Par exemple, lorsqu’il y a rivalité entre deux mâles d’une même espèce, leurs corps respectifs dégagent une odeur particulière et significative due à des phéromones très actives. De même, les expressions de leurs corps transmettent des messages clairs. Ainsi également lors des parades nuptiales entre mâles et femelles. Des odeurs, des couleurs, des sons particuliers se manifestent, comme autant de messages à capter et à décrypter par chacun des individus.

 

   Intrinsèquement, l’être humain est aussi un être sensuel. Lorsqu’il ressent des émotions fortes comme la colère, la peur, l’amour, son corps sécrète, tout comme celui des animaux, des phéromones particulières, que les autres perçoivent le plus souvent de manière inconsciente, puisque les règles et conventions sociales leur ont appris à maîtriser leurs émotions en toutes circonstances. Ainsi, une personne ressentant de la colère envers autrui ne manifestera pas obligatoirement celle-ci, mais la cachera, même, parfois sous un faux sourire ou une attitude faussement calme et patiente, ce qui, en soi, peut avoir des conséquences aussi positives que négatives.
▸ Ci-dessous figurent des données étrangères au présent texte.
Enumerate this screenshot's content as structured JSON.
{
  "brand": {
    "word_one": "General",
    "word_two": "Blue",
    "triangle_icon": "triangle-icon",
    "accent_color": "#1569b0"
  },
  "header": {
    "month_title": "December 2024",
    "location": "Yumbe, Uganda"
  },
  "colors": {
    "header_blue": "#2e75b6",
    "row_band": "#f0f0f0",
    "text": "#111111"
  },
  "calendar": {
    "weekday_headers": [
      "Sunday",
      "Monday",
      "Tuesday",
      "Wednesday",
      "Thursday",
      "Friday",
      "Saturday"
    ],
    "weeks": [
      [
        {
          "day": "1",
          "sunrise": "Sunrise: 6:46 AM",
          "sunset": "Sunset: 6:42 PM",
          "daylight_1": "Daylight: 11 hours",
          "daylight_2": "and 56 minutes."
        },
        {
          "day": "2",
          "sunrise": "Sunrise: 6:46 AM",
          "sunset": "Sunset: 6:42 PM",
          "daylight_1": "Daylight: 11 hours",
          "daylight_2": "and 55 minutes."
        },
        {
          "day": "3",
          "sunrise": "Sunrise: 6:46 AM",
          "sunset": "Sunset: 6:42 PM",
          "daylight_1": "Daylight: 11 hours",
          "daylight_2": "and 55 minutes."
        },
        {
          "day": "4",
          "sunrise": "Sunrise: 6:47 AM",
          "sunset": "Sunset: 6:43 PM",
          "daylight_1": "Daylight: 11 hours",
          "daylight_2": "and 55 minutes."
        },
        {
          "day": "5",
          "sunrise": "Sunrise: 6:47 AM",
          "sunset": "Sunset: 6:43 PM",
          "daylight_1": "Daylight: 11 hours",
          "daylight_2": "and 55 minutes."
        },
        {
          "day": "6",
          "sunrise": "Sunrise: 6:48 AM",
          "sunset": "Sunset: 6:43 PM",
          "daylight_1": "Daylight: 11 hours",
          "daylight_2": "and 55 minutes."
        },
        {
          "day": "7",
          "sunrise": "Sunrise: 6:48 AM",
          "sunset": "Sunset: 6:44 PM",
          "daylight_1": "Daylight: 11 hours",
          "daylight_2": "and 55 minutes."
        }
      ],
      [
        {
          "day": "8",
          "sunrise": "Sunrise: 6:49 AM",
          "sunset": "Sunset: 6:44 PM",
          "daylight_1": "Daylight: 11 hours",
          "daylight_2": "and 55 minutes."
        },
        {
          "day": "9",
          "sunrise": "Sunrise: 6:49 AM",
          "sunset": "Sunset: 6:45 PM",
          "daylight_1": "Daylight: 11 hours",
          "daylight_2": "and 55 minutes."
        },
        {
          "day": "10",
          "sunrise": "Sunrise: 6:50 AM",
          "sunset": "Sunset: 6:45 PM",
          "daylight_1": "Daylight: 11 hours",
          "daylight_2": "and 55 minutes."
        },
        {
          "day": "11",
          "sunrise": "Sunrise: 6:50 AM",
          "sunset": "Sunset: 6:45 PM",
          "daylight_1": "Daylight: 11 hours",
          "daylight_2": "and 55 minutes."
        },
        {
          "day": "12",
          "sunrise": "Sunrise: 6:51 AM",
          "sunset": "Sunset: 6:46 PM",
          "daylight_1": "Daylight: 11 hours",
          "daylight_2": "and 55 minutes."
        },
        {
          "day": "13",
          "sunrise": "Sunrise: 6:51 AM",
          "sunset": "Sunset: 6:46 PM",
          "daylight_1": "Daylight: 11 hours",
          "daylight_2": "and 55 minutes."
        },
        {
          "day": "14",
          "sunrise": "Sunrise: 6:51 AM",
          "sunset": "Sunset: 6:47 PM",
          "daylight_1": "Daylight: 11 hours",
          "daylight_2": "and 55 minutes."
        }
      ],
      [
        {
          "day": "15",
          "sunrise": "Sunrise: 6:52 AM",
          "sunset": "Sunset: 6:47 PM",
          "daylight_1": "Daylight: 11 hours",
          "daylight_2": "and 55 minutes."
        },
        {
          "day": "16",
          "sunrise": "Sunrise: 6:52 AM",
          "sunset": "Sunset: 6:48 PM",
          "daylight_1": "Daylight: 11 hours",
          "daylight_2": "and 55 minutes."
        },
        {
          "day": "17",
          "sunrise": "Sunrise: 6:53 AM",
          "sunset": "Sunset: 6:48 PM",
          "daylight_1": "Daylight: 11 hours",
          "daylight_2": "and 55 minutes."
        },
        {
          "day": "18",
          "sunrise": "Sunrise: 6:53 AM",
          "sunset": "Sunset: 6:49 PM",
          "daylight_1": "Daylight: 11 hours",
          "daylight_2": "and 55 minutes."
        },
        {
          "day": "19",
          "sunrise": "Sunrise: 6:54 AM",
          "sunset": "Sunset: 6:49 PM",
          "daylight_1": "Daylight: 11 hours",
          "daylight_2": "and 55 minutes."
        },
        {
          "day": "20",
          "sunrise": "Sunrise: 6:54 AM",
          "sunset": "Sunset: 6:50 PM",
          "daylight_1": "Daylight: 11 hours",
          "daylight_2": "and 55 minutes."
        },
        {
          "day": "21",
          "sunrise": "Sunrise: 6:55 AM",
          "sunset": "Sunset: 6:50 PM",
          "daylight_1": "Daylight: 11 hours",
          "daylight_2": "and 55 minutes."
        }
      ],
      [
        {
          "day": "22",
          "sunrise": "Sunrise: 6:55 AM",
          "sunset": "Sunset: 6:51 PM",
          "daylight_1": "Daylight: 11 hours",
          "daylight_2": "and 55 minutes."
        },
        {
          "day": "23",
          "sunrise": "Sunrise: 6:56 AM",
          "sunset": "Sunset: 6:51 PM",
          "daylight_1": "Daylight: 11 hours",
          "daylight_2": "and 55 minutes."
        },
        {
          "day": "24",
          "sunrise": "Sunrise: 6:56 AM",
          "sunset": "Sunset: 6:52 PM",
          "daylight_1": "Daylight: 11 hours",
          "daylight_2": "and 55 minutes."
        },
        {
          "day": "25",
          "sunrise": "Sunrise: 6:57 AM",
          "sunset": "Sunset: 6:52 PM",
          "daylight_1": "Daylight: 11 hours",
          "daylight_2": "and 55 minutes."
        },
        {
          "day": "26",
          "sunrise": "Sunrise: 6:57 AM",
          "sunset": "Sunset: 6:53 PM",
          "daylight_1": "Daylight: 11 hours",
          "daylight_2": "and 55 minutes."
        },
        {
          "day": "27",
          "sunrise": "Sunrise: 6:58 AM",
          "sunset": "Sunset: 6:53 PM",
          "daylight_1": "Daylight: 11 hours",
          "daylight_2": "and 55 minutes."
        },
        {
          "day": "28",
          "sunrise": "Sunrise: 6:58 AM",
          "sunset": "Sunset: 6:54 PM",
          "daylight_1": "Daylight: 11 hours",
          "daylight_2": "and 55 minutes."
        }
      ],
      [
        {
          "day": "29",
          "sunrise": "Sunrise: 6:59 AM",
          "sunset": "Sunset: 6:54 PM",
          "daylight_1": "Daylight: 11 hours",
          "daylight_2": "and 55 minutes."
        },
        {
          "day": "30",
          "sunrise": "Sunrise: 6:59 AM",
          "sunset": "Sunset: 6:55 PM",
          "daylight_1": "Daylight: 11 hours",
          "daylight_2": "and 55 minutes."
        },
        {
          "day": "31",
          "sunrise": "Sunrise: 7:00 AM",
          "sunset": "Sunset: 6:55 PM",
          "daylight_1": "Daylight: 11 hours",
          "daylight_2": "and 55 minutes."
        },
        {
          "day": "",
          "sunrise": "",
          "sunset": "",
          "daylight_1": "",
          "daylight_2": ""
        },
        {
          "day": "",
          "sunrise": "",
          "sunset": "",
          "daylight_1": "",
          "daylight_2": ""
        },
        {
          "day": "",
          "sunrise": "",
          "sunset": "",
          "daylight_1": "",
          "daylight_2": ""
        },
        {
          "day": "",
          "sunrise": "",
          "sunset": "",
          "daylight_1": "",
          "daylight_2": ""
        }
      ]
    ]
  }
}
Car, s’il n’est évidemment pas conseillé d’exprimer sa colère envers autrui de manière agressive, que ce soit verbalement ou physiquement, envoyer à son interlocuteur le message totalement inverse à celui que l’on aimerait lui transmettre ne l’est pas plus. Cela s’avère même extrêmement toxique, et pour soi-même, et pour celui qui le reçoit. Car du point de vue de l’individu récepteur, surtout s’il est hypersensible, le message passera mal, un peu comme une station de radio lorsqu’il y a des interférences. Cette personne éprouvera une forme de malaise, qu’elle occultera, la plupart du temps, mais qu’elle intègrera tout de même, ce qui faussera la relation. Par conséquent, il serait bon pour les deux parties, et afin de préserver la paix, qu’une fois éloigné de la source de la colère, celui qui la reçoit de manière subtile, puisse tout de même évacuer celle-ci de son corps, d’une façon ou d’une autre. Pour dissiper leur colère, certains choisissent de se défouler sur un punching-ball ou à travers une quelconque activité dans une salle de sport ou en plein air, d’autres préféreront l’exprimer sous forme de mots, prononcés ou écrits. Quoi qu’il en soit, l’énergie négative accumulée et amplifiée par le fait de ne pouvoir exprimer une colère aura besoin d’être extériorisée, faute de quoi elle s’installera dans la durée, provoquant une aigreur permanente qui pourrait même se manifester à travers toutes sortes de maladies.

 

   Les personnes hypersensibles ressentent immédiatement la fausseté des paroles qu’on leur adresse. D’ailleurs, à propos de cette notion d’hypersensibilité, je me demande s’il ne serait pas préférable de parler plutôt d’êtres hyper connectés à leurs sens. Car nous sommes tous doués de sensibilité. Malheureusement, nous n’y prêtons pas suffisamment attention. Les personnes dites « hypersensibles » entendent le message subliminal envoyé par quelqu’un qui les jalouse, par exemple, et qui pourtant les flatte, concernant telle ou telle réussite professionnelle, sociale, amoureuse, familiale... Si la personne intéressée leur propose une coopération quelconque, elles suivront donc leur intuition qui leur dicte de répondre par la négative et de s’éloigner très vite de cette personne fausse. Nombre d’ennuis pourraient nous être ainsi évités, si nous étions suffisamment connectés à nos cinq sens, lesquels interviennent presque toujours dans les situations importantes de notre vie. Malheureusement, la plupart du temps, l’être humain a oublié ce pouvoir naturel qu’il a de déterminer la nature positive ou négative des éléments et des personnes qui l’environnent, contrairement à ce que font les animaux de manière naturelle. Une gazelle qui flaire l’approche d’un guépard ne va pas rester à attendre son prédateur, elle va fuir. L’être humain face à un ennemi qui maquille ses émotions pour cacher ses véritables intentions, non. Avec toutes les conséquences négatives que l’on imagine.

 

   En perdant le contact avec la nature, l’être humain a perdu en même temps cette faculté extraordinaire qu’il possède pourtant naturellement de percevoir la réalité des êtres et des choses. Tout simplement parce qu’il a perdu le contact avec ses sens. Il s’est bridé lui-même en se coupant de son milieu naturel. L’espace de béton et de matières mortes aux odeurs et couleurs artificielles dans lequel il évolue a peu à peu tué en lui sa faculté d’accéder à ses sens. D’autres sens, fictifs ceux-là, semblent lui avoir été greffés, ou sont même apparus spontanément, au fur et à mesure de son adaptation forcée à son nouvel environnement. Au point que parfois, il devient même allergique à certaines substances naturelles, parce que son corps n’y est plus habitué depuis des générations.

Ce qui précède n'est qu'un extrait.